The public does not want to talk issues now, she said, summarizing the general feeling she hears from callers: "You knew this problem was coming. You knew these issues were coming. Why didn't you put them on the table and start solving them?"
With many Californians ready to vote against anybody who they think represents the old political Establishment--or not bother to vote at all--candidates are scrambling for a way to capitalize on the bleak public mood, others for a way to survive it.
The traditional Labor Day start of the campaign still is three weeks away, and in many years the sweeping political trends that loomed large in summer evaporated by fall as voters return to their usual patterns. But there seems to be less certainty that this will happen in 1992.

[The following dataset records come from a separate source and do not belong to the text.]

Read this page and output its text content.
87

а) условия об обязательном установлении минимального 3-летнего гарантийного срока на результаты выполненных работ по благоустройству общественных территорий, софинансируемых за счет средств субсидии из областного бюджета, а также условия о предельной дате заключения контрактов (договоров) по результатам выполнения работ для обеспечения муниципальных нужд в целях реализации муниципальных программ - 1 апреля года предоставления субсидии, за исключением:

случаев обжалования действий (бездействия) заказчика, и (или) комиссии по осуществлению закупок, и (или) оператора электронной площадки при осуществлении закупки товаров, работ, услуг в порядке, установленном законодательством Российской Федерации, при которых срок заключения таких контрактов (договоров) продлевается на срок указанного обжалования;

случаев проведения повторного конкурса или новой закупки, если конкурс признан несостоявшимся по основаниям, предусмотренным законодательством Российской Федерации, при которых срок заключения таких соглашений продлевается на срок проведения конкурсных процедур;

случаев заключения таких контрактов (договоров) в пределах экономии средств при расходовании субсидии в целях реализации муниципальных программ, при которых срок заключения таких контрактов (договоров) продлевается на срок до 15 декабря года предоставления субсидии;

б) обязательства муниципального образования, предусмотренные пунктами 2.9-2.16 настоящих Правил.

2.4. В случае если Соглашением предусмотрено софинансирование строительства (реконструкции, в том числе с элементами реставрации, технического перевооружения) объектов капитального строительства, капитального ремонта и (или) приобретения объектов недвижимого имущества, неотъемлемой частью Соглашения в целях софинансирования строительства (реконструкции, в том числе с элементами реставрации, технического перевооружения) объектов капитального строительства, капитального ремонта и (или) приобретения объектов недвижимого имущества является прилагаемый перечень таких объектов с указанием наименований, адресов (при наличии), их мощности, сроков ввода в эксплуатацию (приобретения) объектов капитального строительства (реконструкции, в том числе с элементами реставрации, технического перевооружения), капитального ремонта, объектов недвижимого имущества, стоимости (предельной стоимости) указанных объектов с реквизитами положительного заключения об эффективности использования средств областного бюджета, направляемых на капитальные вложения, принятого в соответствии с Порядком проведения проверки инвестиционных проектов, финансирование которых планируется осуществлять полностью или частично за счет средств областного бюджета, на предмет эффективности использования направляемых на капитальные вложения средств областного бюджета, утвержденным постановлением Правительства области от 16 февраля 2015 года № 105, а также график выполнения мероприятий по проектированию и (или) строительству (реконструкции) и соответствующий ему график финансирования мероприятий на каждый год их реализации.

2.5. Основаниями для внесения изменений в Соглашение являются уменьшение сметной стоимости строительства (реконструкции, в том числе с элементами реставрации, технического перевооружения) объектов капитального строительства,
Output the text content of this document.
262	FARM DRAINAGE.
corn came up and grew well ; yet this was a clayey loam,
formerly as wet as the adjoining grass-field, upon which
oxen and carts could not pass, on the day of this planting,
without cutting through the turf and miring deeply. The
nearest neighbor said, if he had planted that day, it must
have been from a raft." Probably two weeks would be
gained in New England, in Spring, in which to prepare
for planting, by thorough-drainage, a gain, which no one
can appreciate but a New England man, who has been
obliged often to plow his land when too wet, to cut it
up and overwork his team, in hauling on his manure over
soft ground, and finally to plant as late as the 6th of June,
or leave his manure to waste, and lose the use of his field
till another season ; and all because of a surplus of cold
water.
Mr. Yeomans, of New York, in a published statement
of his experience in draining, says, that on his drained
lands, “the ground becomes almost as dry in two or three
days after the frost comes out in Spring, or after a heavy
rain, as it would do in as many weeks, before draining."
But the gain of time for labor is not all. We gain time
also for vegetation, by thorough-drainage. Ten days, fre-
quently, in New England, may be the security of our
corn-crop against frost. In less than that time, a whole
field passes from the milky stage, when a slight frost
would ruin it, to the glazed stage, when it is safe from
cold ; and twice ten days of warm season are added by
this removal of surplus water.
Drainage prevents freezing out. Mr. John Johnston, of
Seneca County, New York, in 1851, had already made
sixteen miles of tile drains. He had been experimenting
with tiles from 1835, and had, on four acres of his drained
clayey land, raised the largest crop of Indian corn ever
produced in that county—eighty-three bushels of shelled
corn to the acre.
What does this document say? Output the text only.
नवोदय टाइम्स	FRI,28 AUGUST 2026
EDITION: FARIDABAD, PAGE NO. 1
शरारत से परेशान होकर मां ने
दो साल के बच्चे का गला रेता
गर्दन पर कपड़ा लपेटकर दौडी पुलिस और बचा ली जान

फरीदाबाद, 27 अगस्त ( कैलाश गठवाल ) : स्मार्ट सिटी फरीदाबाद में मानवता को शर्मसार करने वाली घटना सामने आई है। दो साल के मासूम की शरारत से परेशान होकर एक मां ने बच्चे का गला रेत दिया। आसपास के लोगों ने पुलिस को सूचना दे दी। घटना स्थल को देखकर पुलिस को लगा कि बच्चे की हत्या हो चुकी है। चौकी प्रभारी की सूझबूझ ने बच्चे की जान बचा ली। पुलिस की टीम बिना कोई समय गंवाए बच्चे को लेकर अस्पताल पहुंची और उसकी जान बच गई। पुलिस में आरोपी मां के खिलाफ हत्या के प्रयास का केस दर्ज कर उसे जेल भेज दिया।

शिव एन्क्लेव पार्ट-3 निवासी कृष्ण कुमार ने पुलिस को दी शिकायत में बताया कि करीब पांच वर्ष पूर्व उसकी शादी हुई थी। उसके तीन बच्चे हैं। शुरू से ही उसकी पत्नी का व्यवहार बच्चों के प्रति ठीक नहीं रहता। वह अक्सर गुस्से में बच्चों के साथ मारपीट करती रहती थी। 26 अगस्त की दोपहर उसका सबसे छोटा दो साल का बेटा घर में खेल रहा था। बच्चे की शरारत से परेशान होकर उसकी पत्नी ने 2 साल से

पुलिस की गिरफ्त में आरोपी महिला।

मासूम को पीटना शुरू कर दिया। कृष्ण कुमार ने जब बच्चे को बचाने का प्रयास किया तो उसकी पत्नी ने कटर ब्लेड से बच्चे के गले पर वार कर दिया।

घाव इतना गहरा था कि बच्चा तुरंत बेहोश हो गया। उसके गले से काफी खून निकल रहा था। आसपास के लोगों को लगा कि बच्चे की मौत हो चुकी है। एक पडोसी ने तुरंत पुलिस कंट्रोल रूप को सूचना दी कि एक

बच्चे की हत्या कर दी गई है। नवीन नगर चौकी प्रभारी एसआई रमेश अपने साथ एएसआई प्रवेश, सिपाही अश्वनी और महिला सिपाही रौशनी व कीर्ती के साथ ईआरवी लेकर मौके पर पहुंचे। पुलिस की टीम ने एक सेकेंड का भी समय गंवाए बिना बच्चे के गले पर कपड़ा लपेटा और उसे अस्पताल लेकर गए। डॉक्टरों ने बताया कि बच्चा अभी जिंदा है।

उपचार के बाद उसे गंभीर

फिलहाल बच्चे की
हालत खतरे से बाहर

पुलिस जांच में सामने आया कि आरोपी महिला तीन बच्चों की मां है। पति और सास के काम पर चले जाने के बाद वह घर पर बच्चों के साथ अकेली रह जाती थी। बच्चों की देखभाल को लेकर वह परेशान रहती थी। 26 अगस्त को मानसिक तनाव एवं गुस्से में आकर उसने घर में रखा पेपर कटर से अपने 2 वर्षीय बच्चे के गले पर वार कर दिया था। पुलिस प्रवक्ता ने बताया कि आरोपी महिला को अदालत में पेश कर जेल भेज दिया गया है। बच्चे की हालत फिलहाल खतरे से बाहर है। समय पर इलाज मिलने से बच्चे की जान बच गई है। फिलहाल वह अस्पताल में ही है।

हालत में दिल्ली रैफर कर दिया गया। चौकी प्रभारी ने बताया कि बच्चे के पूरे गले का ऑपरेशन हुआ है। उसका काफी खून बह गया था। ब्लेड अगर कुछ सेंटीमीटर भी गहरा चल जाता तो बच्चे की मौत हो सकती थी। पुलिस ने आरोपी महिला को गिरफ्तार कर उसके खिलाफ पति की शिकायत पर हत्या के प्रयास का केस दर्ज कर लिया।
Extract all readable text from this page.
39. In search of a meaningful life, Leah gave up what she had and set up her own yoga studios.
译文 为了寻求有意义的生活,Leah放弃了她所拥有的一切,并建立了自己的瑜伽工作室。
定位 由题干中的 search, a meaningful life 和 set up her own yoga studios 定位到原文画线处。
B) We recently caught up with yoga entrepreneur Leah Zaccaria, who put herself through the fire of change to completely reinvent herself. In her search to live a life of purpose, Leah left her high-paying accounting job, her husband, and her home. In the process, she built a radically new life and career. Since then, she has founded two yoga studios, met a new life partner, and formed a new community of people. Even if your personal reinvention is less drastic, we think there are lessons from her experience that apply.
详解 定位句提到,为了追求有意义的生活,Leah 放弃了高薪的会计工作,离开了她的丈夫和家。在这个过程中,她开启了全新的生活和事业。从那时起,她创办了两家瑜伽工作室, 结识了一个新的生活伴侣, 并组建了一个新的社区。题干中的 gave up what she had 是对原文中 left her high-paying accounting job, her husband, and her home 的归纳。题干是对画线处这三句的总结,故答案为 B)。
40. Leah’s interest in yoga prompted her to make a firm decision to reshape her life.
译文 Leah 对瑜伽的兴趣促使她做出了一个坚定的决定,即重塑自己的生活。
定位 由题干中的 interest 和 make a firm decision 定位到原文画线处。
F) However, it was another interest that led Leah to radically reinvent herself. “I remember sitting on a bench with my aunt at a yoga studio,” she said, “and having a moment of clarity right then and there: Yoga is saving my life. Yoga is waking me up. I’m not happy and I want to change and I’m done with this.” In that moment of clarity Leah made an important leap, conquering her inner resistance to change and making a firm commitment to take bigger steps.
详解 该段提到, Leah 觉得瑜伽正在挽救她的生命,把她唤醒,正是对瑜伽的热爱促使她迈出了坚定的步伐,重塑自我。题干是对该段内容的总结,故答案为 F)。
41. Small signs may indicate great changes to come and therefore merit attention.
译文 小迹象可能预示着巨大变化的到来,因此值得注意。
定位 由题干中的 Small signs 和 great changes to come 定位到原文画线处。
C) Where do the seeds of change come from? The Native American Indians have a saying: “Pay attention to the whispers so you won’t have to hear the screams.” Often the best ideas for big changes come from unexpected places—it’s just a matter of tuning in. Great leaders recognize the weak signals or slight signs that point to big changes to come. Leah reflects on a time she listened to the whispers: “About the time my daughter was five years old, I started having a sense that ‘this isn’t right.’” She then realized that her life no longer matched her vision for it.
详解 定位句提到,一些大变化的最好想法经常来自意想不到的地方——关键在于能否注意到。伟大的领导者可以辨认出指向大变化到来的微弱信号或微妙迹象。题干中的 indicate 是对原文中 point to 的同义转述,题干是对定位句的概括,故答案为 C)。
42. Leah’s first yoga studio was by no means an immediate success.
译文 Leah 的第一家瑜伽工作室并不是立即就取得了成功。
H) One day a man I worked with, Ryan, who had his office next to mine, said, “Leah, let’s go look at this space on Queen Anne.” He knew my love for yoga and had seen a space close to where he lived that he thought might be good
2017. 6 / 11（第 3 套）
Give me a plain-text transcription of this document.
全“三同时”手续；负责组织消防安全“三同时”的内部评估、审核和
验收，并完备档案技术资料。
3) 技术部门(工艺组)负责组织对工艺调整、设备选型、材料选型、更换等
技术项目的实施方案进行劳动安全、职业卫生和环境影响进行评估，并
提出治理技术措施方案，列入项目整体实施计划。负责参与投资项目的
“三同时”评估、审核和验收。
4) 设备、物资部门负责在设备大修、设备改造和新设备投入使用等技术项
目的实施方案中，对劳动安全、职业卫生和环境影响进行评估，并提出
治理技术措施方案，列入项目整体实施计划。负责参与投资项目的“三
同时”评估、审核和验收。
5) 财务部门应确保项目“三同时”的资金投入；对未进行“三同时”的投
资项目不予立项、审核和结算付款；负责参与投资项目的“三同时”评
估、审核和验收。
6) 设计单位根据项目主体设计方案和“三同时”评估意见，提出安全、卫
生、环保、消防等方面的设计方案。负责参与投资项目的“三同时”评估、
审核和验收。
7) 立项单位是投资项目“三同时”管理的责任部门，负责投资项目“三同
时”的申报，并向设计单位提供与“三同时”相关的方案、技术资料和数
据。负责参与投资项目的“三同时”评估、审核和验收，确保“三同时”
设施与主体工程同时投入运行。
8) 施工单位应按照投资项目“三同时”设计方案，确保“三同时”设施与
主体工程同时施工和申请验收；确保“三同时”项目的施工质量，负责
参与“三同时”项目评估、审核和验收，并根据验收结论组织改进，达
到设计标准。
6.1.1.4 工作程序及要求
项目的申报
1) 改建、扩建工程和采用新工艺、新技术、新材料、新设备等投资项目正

Republican Sen. John Seymour is one example of a candidate steering a delicate course: an appointed senator in office for 19 months who has run campaign ads that do not even identify him as an incumbent senator, and that promise that he will "shake things up in Washington."
"This is not the year to say: 'I'm the incumbent, reelect me' " Seymour adviser Marty Wilson said. But he said the campaign will run ads this fall that will tout Seymour's achievements in the Senate. "We're not running from it (the record)," Wilson insisted.
Experts such as pollster Field believe that the mood for change favors the two Democratic Senate candidates, Barbara Boxer and Dianne Feinstein, both of whom enjoy double-digit leads in the opinion polls. Even so, the two women are not yielding to conventional political wisdom as perceived favorites might.
The accepted California campaign scenario demands that candidates focus almost exclusively on getting television exposure in the big media markets of Los Angeles, San Francisco and San Diego. Except for brief forays into the growing San Joaquin Valley and the Inland Empire, campaign trips to California's nether regions are considered foolish.
But Feinstein, the former San Francisco mayor, just completed a campaign trip through sparsely populated areas of Northern California and has vowed to visit all 58 counties by Nov. 3.
Starting Monday, Boxer, from Marin County, begins a 17-day, "California highways tour" that will take her to 65 cities and towns, from Eureka on the North Coast to San Diego near the Mexican border.